Web

 

Verisign legt Streit im Fall Sex.com bei

21.04.2004

Verisign hat sich mit dem Inhaber der Domain Sex.com, Gary Kremen, geeinigt. Kremen hatte Verisign verklagt, da die Registry die Domain angeblich zu Unrecht weitergegeben hatte.

Der Fall zieht sich bereits seit 1995 durch die Instanzen. Damals vergab der mittlerweile zu Verisign gehörende Registrar Network Solutions (NSI) Sex.com an Kremen. Kurz darauf erschlich sich der Betrüger Stephen Michael Cohen die Domain mit einer gefälschten E-Mail. In einem Prozess gegen den Betrüger bekam Kremen 65 Millionen Dollar Schadensersatz zugesprochen. Cohen flüchtete jedoch mit seinem Hab und Gut nach Mexiko.

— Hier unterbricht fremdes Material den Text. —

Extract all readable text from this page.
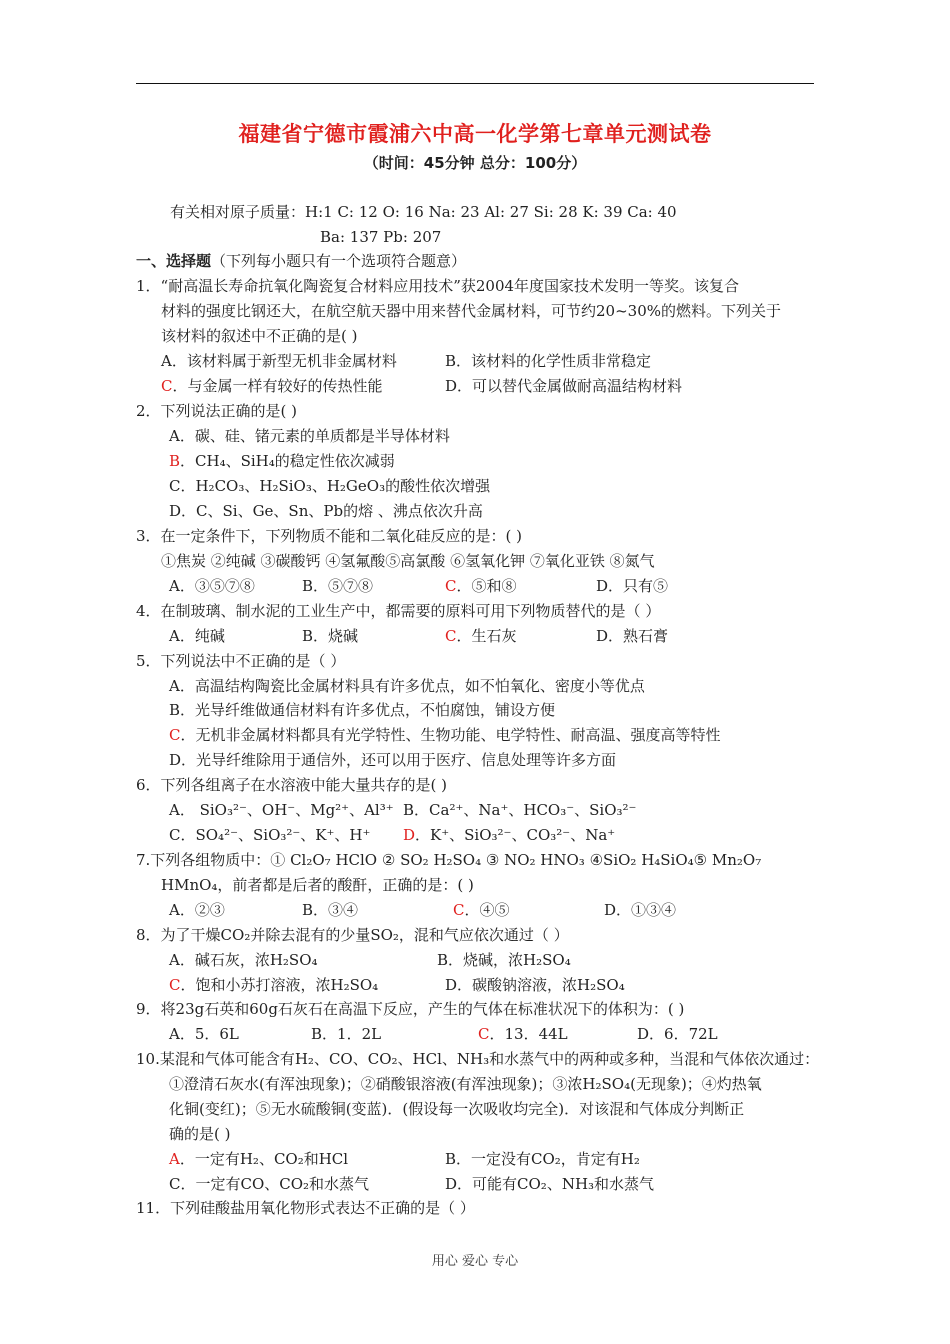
福建省宁德市霞浦六中高一化学第七章单元测试卷
（时间：45分钟 总分：100分）
有关相对原子质量：H:1 C: 12 O: 16 Na: 23 Al: 27 Si: 28 K: 39 Ca: 40
Ba: 137 Pb: 207
一、选择题（下列每小题只有一个选项符合题意）
1．“耐高温长寿命抗氧化陶瓷复合材料应用技术”获2004年度国家技术发明一等奖。该复合
材料的强度比钢还大，在航空航天器中用来替代金属材料，可节约20~30%的燃料。下列关于
该材料的叙述中不正确的是( )
A．该材料属于新型无机非金属材料	B．该材料的化学性质非常稳定
C．与金属一样有较好的传热性能	D．可以替代金属做耐高温结构材料
2．下列说法正确的是( )
A．碳、硅、锗元素的单质都是半导体材料
B．CH₄、SiH₄的稳定性依次减弱
C．H₂CO₃、H₂SiO₃、H₂GeO₃的酸性依次增强
D．C、Si、Ge、Sn、Pb的熔 、沸点依次升高
3．在一定条件下，下列物质不能和二氧化硅反应的是：( )
①焦炭 ②纯碱 ③碳酸钙 ④氢氟酸⑤高氯酸 ⑥氢氧化钾 ⑦氧化亚铁 ⑧氮气
A．③⑤⑦⑧	B．⑤⑦⑧	C．⑤和⑧	D．只有⑤
4．在制玻璃、制水泥的工业生产中，都需要的原料可用下列物质替代的是（ ）
A．纯碱	B．烧碱	C．生石灰	D．熟石膏
5．下列说法中不正确的是（ ）
A．高温结构陶瓷比金属材料具有许多优点，如不怕氧化、密度小等优点
B．光导纤维做通信材料有许多优点，不怕腐蚀，铺设方便
C．无机非金属材料都具有光学特性、生物功能、电学特性、耐高温、强度高等特性
D．光导纤维除用于通信外，还可以用于医疗、信息处理等许多方面
6．下列各组离子在水溶液中能大量共存的是( )
A． SiO₃²⁻、OH⁻、Mg²⁺、Al³⁺ B．Ca²⁺、Na⁺、HCO₃⁻、SiO₃²⁻
C．SO₄²⁻、SiO₃²⁻、K⁺、H⁺ D．K⁺、SiO₃²⁻、CO₃²⁻、Na⁺
7.下列各组物质中：① Cl₂O₇ HClO ② SO₂ H₂SO₄ ③ NO₂ HNO₃ ④SiO₂ H₄SiO₄⑤ Mn₂O₇
HMnO₄，前者都是后者的酸酐，正确的是：( )
A．②③	B．③④	C．④⑤	D．①③④
8．为了干燥CO₂并除去混有的少量SO₂，混和气应依次通过（ ）
A．碱石灰，浓H₂SO₄	B．烧碱，浓H₂SO₄
C．饱和小苏打溶液，浓H₂SO₄	D．碳酸钠溶液，浓H₂SO₄
9．将23g石英和60g石灰石在高温下反应，产生的气体在标准状况下的体积为：( )
A．5．6L	B．1．2L	C．13．44L	D．6．72L
10.某混和气体可能含有H₂、CO、CO₂、HCl、NH₃和水蒸气中的两种或多种，当混和气体依次通过：
①澄清石灰水(有浑浊现象)；②硝酸银溶液(有浑浊现象)；③浓H₂SO₄(无现象)；④灼热氧
化铜(变红)；⑤无水硫酸铜(变蓝)．(假设每一次吸收均完全)．对该混和气体成分判断正
确的是( )
A．一定有H₂、CO₂和HCl	B．一定没有CO₂，肯定有H₂
C．一定有CO、CO₂和水蒸气	D．可能有CO₂、NH₃和水蒸气
11．下列硅酸盐用氧化物形式表达不正确的是（ ）
用心 爱心 专心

Klagen gegen den Registrar wurden bislang abschlägig beschieden. Da 1995 die Registrierung einer Domain kostenlos gewesen sei, seien Kremen durch die Weitergabe von Sex.com an einen Dritten keine Werte verloren gegangen, lauteten die Begründungen der ersten Instanzen. Somit sei NSI/Verisign nicht haftbar zu machen.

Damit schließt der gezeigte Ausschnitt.